Lo scontro di classe, seppure in forme non direttamente politiche, riprende e si articola in tutto il corpo del mondo del lavoro, seguendo percorsi conflittuali diversi ma che partono da una stessa radice. La pericolosità di questo conflitto si vede nelle misure che vengono prese per limitarlo e che non sono di carattere economico ma essenzialmente giuridico. La limitazione, fino aH’annullamento di fatto, del diritto di sciopero, l’obbligatorietà della firma ai contratti nazionali di categoria per avere le agibilità sindacali, la modifica dell’articolo 18 dello Statuto dei Lavoratori, le sempre più pesanti azioni repressive nei confronti dei lavoratori in lotta. Tutto questo è stato fatto sia con i governi di centro sinistra sia con quelli di centro destra.
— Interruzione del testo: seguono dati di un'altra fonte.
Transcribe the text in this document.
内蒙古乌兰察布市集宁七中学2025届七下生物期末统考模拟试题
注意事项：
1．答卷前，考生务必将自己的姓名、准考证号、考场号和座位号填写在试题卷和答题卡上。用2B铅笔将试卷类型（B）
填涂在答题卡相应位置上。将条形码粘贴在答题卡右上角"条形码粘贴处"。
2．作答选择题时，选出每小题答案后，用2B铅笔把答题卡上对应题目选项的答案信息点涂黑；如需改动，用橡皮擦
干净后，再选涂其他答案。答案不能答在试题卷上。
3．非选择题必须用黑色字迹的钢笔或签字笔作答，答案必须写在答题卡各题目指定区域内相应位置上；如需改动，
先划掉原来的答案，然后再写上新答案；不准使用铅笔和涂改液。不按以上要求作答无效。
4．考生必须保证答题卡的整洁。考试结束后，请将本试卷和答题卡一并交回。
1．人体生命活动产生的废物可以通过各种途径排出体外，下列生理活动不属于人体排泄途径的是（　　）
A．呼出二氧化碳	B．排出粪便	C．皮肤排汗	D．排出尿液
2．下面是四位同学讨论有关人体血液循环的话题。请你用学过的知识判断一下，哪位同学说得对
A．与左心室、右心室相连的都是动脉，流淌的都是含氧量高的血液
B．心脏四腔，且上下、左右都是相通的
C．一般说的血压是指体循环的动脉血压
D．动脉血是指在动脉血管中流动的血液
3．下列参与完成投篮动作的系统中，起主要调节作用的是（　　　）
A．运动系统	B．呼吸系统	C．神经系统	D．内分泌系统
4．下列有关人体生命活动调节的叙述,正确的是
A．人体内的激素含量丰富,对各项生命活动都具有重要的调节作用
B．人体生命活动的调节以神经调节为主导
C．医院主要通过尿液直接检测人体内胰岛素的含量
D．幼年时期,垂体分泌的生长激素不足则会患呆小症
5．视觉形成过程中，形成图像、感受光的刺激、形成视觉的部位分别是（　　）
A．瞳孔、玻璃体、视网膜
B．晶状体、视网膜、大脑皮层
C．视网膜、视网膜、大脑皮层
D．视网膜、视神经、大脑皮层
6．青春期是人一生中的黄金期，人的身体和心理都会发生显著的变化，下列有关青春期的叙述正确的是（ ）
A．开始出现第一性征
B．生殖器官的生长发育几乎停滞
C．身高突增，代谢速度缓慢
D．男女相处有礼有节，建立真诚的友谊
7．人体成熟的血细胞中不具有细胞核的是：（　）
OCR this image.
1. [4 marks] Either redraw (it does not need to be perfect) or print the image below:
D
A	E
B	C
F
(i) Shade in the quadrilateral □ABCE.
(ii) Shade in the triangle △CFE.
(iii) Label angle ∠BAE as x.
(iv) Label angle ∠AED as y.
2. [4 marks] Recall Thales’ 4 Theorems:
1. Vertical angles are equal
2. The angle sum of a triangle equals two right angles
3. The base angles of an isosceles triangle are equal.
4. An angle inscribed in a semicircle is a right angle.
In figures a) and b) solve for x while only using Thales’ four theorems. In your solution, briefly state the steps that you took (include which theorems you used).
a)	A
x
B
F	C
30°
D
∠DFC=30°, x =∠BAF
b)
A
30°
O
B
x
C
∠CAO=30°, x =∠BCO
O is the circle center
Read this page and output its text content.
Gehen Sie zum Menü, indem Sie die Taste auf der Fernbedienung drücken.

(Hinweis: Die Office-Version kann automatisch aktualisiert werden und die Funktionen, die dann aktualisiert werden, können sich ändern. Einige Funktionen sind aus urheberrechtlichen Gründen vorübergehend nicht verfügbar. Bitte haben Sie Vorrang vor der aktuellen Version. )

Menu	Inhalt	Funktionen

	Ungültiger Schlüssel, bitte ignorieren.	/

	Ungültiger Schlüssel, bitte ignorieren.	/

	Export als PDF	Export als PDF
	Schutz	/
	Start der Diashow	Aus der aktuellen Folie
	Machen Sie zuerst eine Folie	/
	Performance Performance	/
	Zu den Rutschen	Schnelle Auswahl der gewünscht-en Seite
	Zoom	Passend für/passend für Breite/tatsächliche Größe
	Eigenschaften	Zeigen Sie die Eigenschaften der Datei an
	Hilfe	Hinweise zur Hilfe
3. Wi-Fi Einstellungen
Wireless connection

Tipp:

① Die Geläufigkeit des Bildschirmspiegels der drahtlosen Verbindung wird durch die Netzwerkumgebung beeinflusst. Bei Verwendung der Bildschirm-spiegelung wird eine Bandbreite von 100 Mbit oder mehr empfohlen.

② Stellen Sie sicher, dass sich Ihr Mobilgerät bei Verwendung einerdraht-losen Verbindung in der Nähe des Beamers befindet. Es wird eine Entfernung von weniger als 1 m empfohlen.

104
Ciò dimostra la centralità del conflitto di classe e che per piegarlo non si esita a mettere mano agli istituti democratici di questo Paese, riproponendo involontariamente un nesso forte tra democrazia e lavoro e ridando oggettivamente una funzione di rappresentanza democratica al conflitto di classe.
Di fronte a queste tendenze il problema che hanno i comunisti è capire come rafforzare la difesa dei lavoratori trovando le condizioni e le forme organizzative migliori a sostenere l’iniziativa sindacale. Poiché questo è un ragionamento complesso che ha anche una sua dinamica storica abbiamo preferito scrivere un allegato specifico di riflessione sulla questione sindacale; di seguito perciò ci limiteremo a definire alcune posizioni in modo sintetico e chiaro.
- La prima è quella relativa ai sindacati confederali ed autonomi ed alla loro funzione politica. Seppure queste strutture rappresentano ed organizzino una gran parte del mondo del lavoro, in realtà sono il “terminale” dell’assetto politico-istituzionale basato sul bipolarismo e sulle compatibilità del sistema capitalista in una fase di competizione globale accentuata.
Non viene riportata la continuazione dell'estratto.